The C-HPP initiative expressed interest in collaborating with ENCODE two years ago in an editorial in Nature Biotechnology.
At the time, Northeastern University researcher William Hancock, a C-HPP chair and co-author on the JPR paper, told ProteoMonitor that a collaboration between the two projects could allow researchers to better understand the protein outputs generated by the genomic machinations characterized in the ENCODE work.
"For a large part, I think it's safe to say, biology is mediated by individual protein structure, and if you know [that in] enough detail then you can really understand what is the [output] of all this genomic manipulation," he said.
The JPR study analyzed glioma stem cells from the 36 glioblastoma multiforme patients from MD Anderson using a variety of proteomic techniques including shotgun mass spec, nucleic acid-programmable protein arrays, and antigen arrays like protein epitope signature tags and antibody arrays from the Human Protein Atlas Project. The researchers also developed workflows to craft custom databases using RNA-seq data, and used the ENCODE data to build a searchable proteomics database named proteoENCODEdb, out of which they identified 80 previously unpredicted proteins.
While such proteogenomic analyses have drawn much interest for their ability to identify novel proteins and reclassify previously non-coding regions of the genome as likely protein coding, some efforts have also been criticized due to the questionable accuracy of their identifications.

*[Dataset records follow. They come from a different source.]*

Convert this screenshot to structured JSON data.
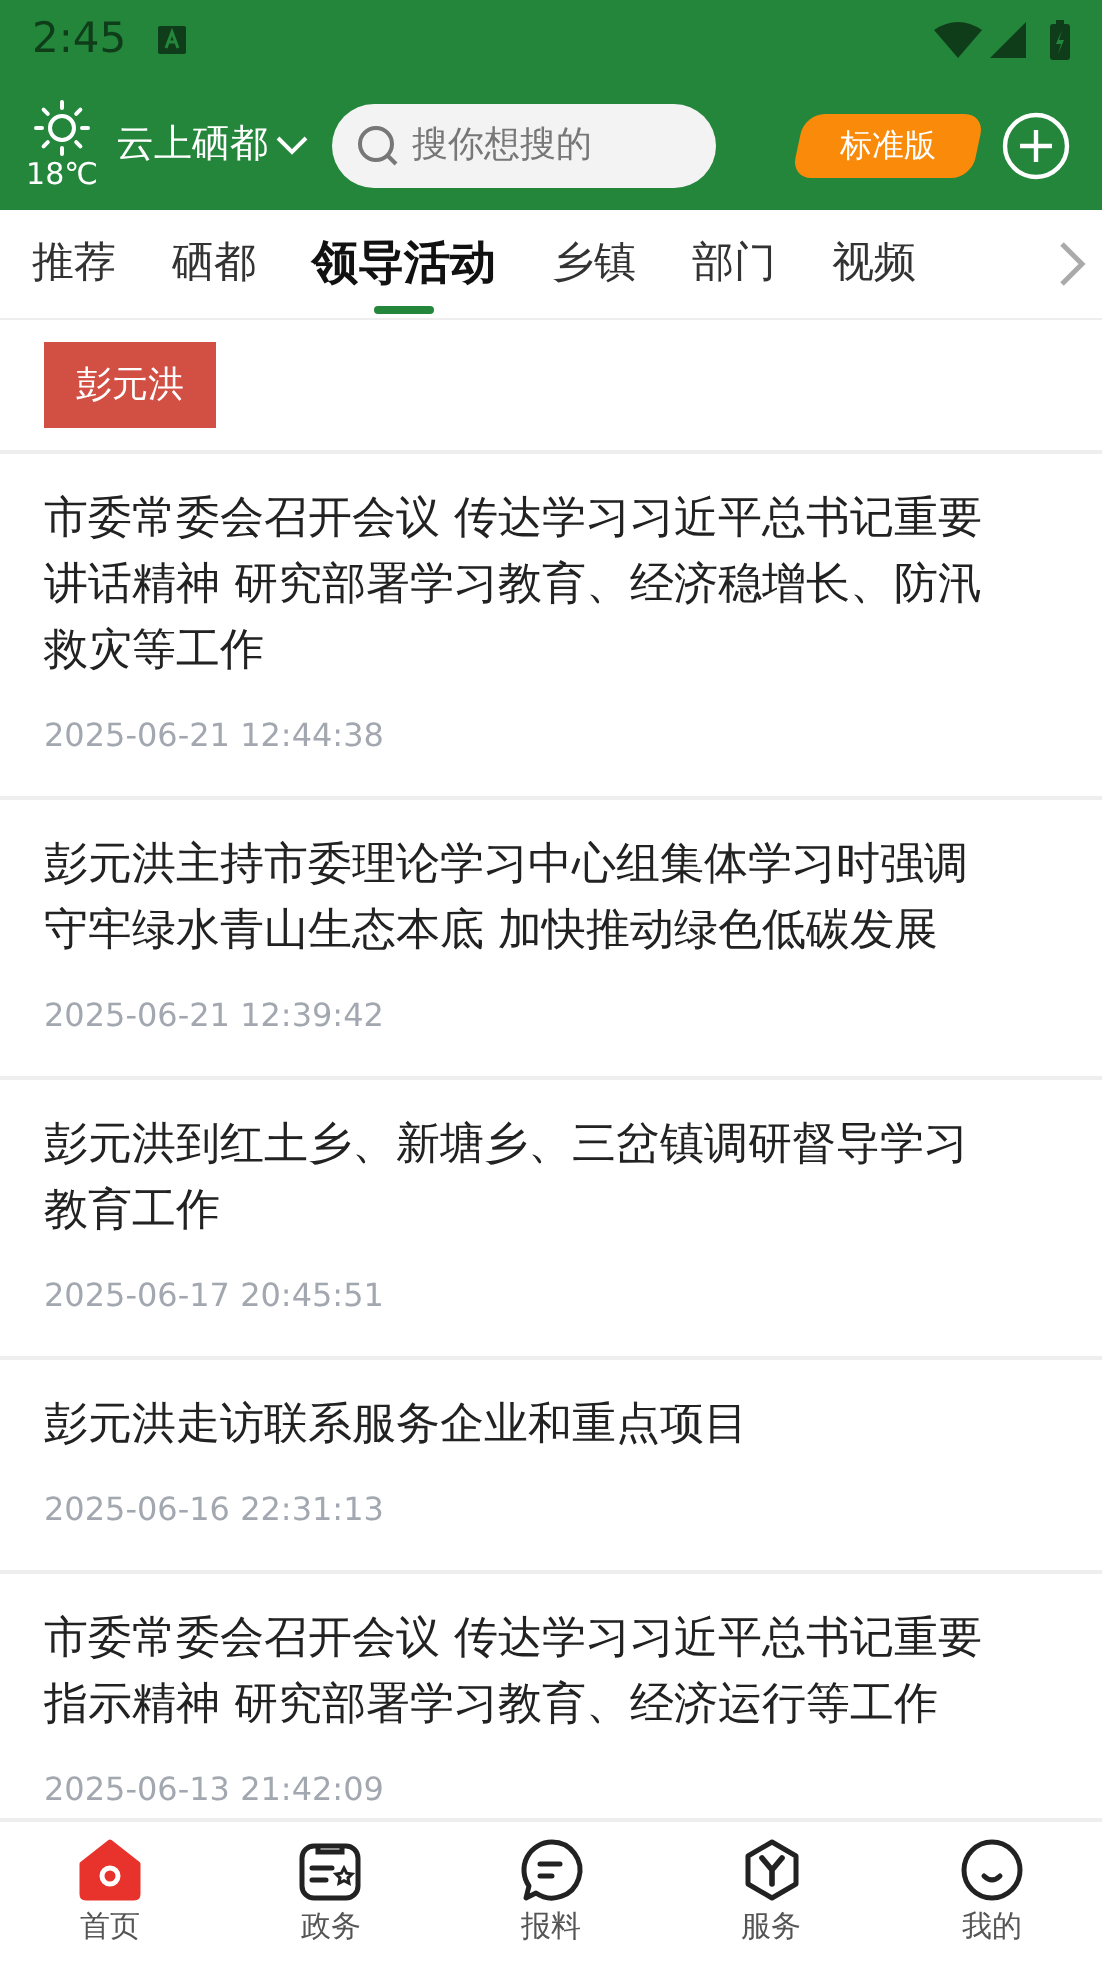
{
  "status_bar": {
    "time": "2:45"
  },
  "header": {
    "temperature": "18℃",
    "city": "云上硒都",
    "search": {
      "placeholder": "搜你想搜的"
    },
    "edition": "标准版"
  },
  "tabs": [
    {
      "label": "推荐",
      "selected": false
    },
    {
      "label": "硒都",
      "selected": false
    },
    {
      "label": "领导活动",
      "selected": true
    },
    {
      "label": "乡镇",
      "selected": false
    },
    {
      "label": "部门",
      "selected": false
    },
    {
      "label": "视频",
      "selected": false
    }
  ],
  "tag": "彭元洪",
  "articles": [
    {
      "title": "市委常委会召开会议 传达学习习近平总书记重要讲话精神 研究部署学习教育、经济稳增长、防汛救灾等工作",
      "time": "2025-06-21 12:44:38"
    },
    {
      "title": "彭元洪主持市委理论学习中心组集体学习时强调守牢绿水青山生态本底 加快推动绿色低碳发展",
      "time": "2025-06-21 12:39:42"
    },
    {
      "title": "彭元洪到红土乡、新塘乡、三岔镇调研督导学习教育工作",
      "time": "2025-06-17 20:45:51"
    },
    {
      "title": "彭元洪走访联系服务企业和重点项目",
      "time": "2025-06-16 22:31:13"
    },
    {
      "title": "市委常委会召开会议 传达学习习近平总书记重要指示精神 研究部署学习教育、经济运行等工作",
      "time": "2025-06-13 21:42:09"
    }
  ],
  "nav": [
    {
      "kind": "home",
      "label": "首页",
      "selected": true
    },
    {
      "kind": "affairs",
      "label": "政务",
      "selected": false
    },
    {
      "kind": "report",
      "label": "报料",
      "selected": false
    },
    {
      "kind": "service",
      "label": "服务",
      "selected": false
    },
    {
      "kind": "me",
      "label": "我的",
      "selected": false
    }
  ]
}
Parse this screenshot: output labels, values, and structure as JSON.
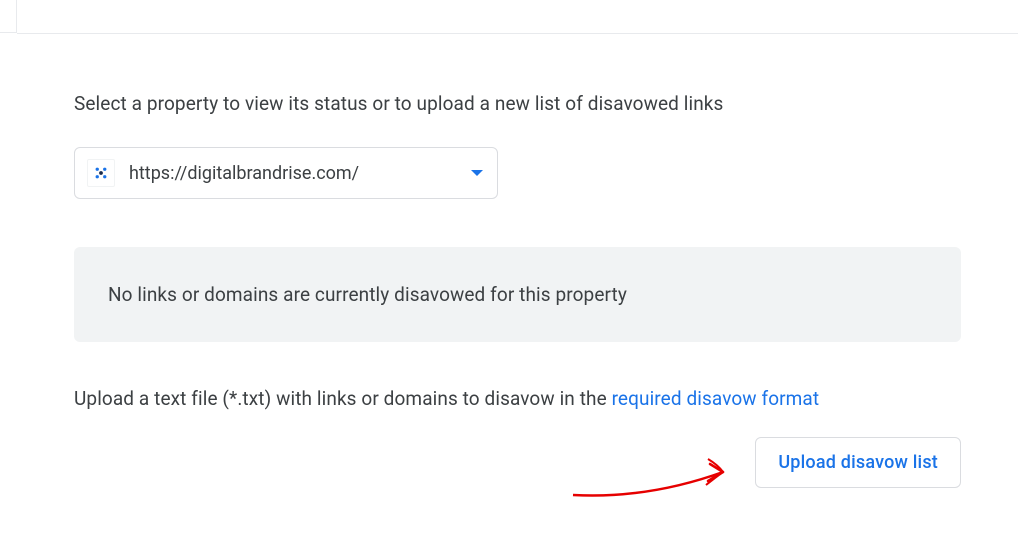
{
  "main": {
    "instruction": "Select a property to view its status or to upload a new list of disavowed links",
    "selected_property": "https://digitalbrandrise.com/",
    "status_message": "No links or domains are currently disavowed for this property",
    "upload_description_before": "Upload a text file (*.txt) with links or domains to disavow in the ",
    "upload_description_link": "required disavow format",
    "upload_button_label": "Upload disavow list"
  },
  "colors": {
    "primary": "#1a73e8",
    "text": "#3c4043",
    "border": "#dadce0",
    "panel": "#f1f3f4"
  }
}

As Wellcome Trust Sanger Institute researcher Jennifer Harrow, one of the leaders of the GENCODE consortium, told ProteoMonitor last week, such efforts "don't help the [genome] annotation because people then expect that all these proteins have been verified ... but actually if you drill down in the data it's not correct at all, and then we have to spend time convincing people that these are not protein coding, and that's a problem."
Nilsson echoed these sentiments, noting that she and her fellow authors on the JPR study were "very careful about only reporting true positives."

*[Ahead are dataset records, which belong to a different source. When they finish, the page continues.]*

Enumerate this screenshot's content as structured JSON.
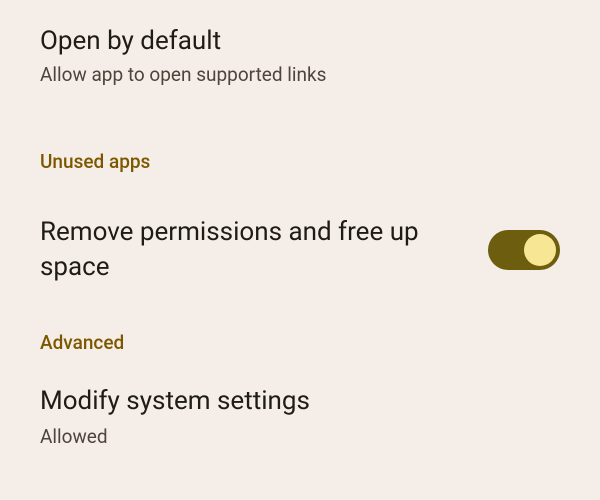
{
  "open_by_default": {
    "title": "Open by default",
    "subtitle": "Allow app to open supported links"
  },
  "sections": {
    "unused_apps": "Unused apps",
    "advanced": "Advanced"
  },
  "remove_permissions": {
    "title": "Remove permissions and free up space",
    "toggle_on": true
  },
  "modify_system": {
    "title": "Modify system settings",
    "subtitle": "Allowed"
  }
}
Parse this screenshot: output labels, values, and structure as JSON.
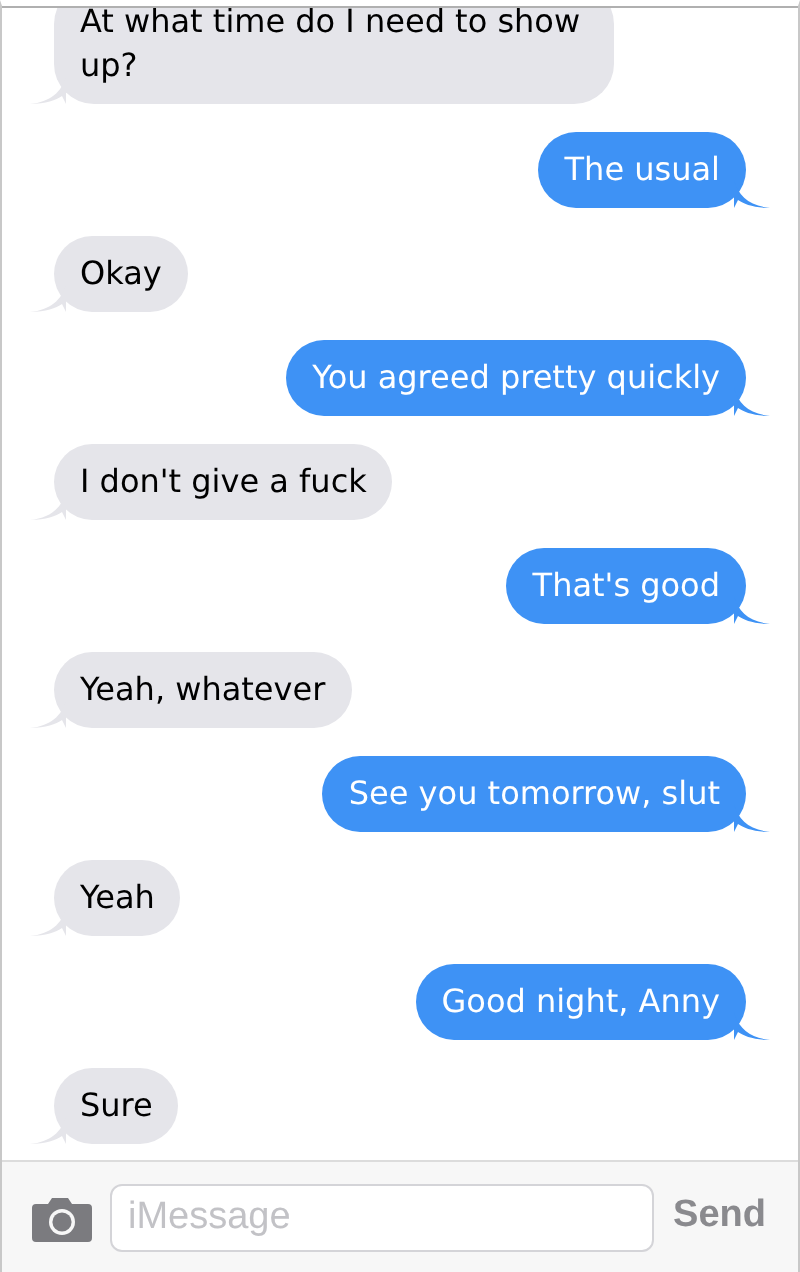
{
  "messages": [
    {
      "kind": "received",
      "text": "At what time do I need to show up?"
    },
    {
      "kind": "sent",
      "text": "The usual"
    },
    {
      "kind": "received",
      "text": "Okay"
    },
    {
      "kind": "sent",
      "text": "You agreed pretty quickly"
    },
    {
      "kind": "received",
      "text": "I don't give a fuck"
    },
    {
      "kind": "sent",
      "text": "That's good"
    },
    {
      "kind": "received",
      "text": "Yeah, whatever"
    },
    {
      "kind": "sent",
      "text": "See you tomorrow, slut"
    },
    {
      "kind": "received",
      "text": "Yeah"
    },
    {
      "kind": "sent",
      "text": "Good night, Anny"
    },
    {
      "kind": "received",
      "text": "Sure"
    }
  ],
  "composer": {
    "placeholder": "iMessage",
    "send": "Send"
  }
}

"We want to be extra sure that it is correct, because once something incorrect is reported in the literature it makes its way into data and other knowledge bases and that causes trouble," she said.
In the case of the novel proteoforms like SAVs, the researchers validated these hits via a variety of methods including manual inspection of the spectra, checking for evidence at the transcriptional level, and detecting the target proteins via selected-reaction monitoring mass spec, Nilsson said.
She said she expects there to be corresponding proteins for most of the novel splice variants detected at the transcript level, noting that "just from a biological point of view it wouldn't make sense to have these transcripts if they weren't doing something. It's not energetically favorable for the cell to construct the nucleotides [to no purpose]."
As a researcher specializing in glioblastoma multiforme, Nilsson said she was particularly excited to explore such variants' potential roles in cancer, though, she noted, "it's going to take a long time to evaluate on a large scale what these new ENCODE peptides and proteins mean for biology."
"It's going to take decades to figure out what they are doing and in what types of tissue they are expressed," she added.
For instance, Nilsson said, thus far the researchers have looked at the variants identified in the JPR study only in cancer cells. "So now we need to go back to normal glioma cells and see what the difference [in expression] is."
"A lot of this can be figured out through differential proteomics," she said.